On June 23, NJ lawmakers approved legislation to increase state and local workers’ contributions to health insurance and pensions and to curb the unions’ contract bargaining rights.
“This legislation is about nothing more than politics and will not help put the state’s economy back on track,” wrote Martin Schwartz, the JLC’s executive director, in a statement.
Schwartz, a Cranford resident, estimated that “the cuts in health-care benefits will only save about $10 million in the first year…and [do] nothing to bring down the rising costs of health care.”
The JLC also objected to legislation that would curtail the ability of public employees to bargain collectively over their health care benefits.
As “a Jewish organization,” wrote Schwartz, “we know that for many of us, our parents, grandparents, and great-grandparents struggled 100 years ago to ensure that we could achieve a better life through collective bargaining. What this is really about is nothing more than further weakening unions by stripping their workers of the fundamental right of collective bargaining.”
But Jack Schrier, a longtime Republican officeholder who has been active in the Jewish community, believes the austerity programs and crackdown on union members “are absolutely on the right track.”

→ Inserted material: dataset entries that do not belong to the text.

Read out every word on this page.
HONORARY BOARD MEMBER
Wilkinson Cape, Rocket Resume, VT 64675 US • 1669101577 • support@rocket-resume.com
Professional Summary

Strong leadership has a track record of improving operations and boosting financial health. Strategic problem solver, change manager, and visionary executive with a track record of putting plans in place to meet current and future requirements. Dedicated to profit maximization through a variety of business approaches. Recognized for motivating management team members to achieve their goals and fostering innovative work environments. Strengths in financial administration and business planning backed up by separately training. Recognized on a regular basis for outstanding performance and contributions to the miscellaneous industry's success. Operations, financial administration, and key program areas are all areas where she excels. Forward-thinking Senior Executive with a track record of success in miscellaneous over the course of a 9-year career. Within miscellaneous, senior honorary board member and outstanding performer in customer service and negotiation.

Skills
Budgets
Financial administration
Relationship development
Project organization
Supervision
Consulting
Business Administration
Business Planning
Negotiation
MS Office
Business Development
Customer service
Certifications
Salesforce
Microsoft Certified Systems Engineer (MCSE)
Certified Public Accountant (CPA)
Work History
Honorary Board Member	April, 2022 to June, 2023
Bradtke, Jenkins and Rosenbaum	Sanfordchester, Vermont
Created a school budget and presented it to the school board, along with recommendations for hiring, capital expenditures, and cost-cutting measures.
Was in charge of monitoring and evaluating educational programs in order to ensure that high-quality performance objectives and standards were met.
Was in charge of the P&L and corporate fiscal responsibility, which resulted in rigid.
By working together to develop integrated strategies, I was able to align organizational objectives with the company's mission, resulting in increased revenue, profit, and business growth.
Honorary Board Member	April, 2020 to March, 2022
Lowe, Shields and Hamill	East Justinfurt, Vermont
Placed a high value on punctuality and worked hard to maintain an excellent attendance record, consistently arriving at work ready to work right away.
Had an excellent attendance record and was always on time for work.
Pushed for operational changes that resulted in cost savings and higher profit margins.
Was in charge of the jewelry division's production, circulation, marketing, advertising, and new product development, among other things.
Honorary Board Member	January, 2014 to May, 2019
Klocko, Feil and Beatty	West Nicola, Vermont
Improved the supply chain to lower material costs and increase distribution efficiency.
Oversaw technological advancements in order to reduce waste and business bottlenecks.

“What is overlooked in the debate is the taxpayer,” Schrier said in a June 24 phone interview. “What Christie is trying to do is restore the balance and let the taxpayer get some attention.”
In a June 24 phone interview, Schrier told NJ Jewish News that the limitations on collective bargaining and the increases in state workers’ contributions to pensions and medical insurance are “a way to restore the balance for the people who have not paid enough into their pension plans and medical insurance. In every imbalanced situation, the scales inevitably get weighted on one side, and when that happens, there is a restoration in the other direction. That is what is happening here.”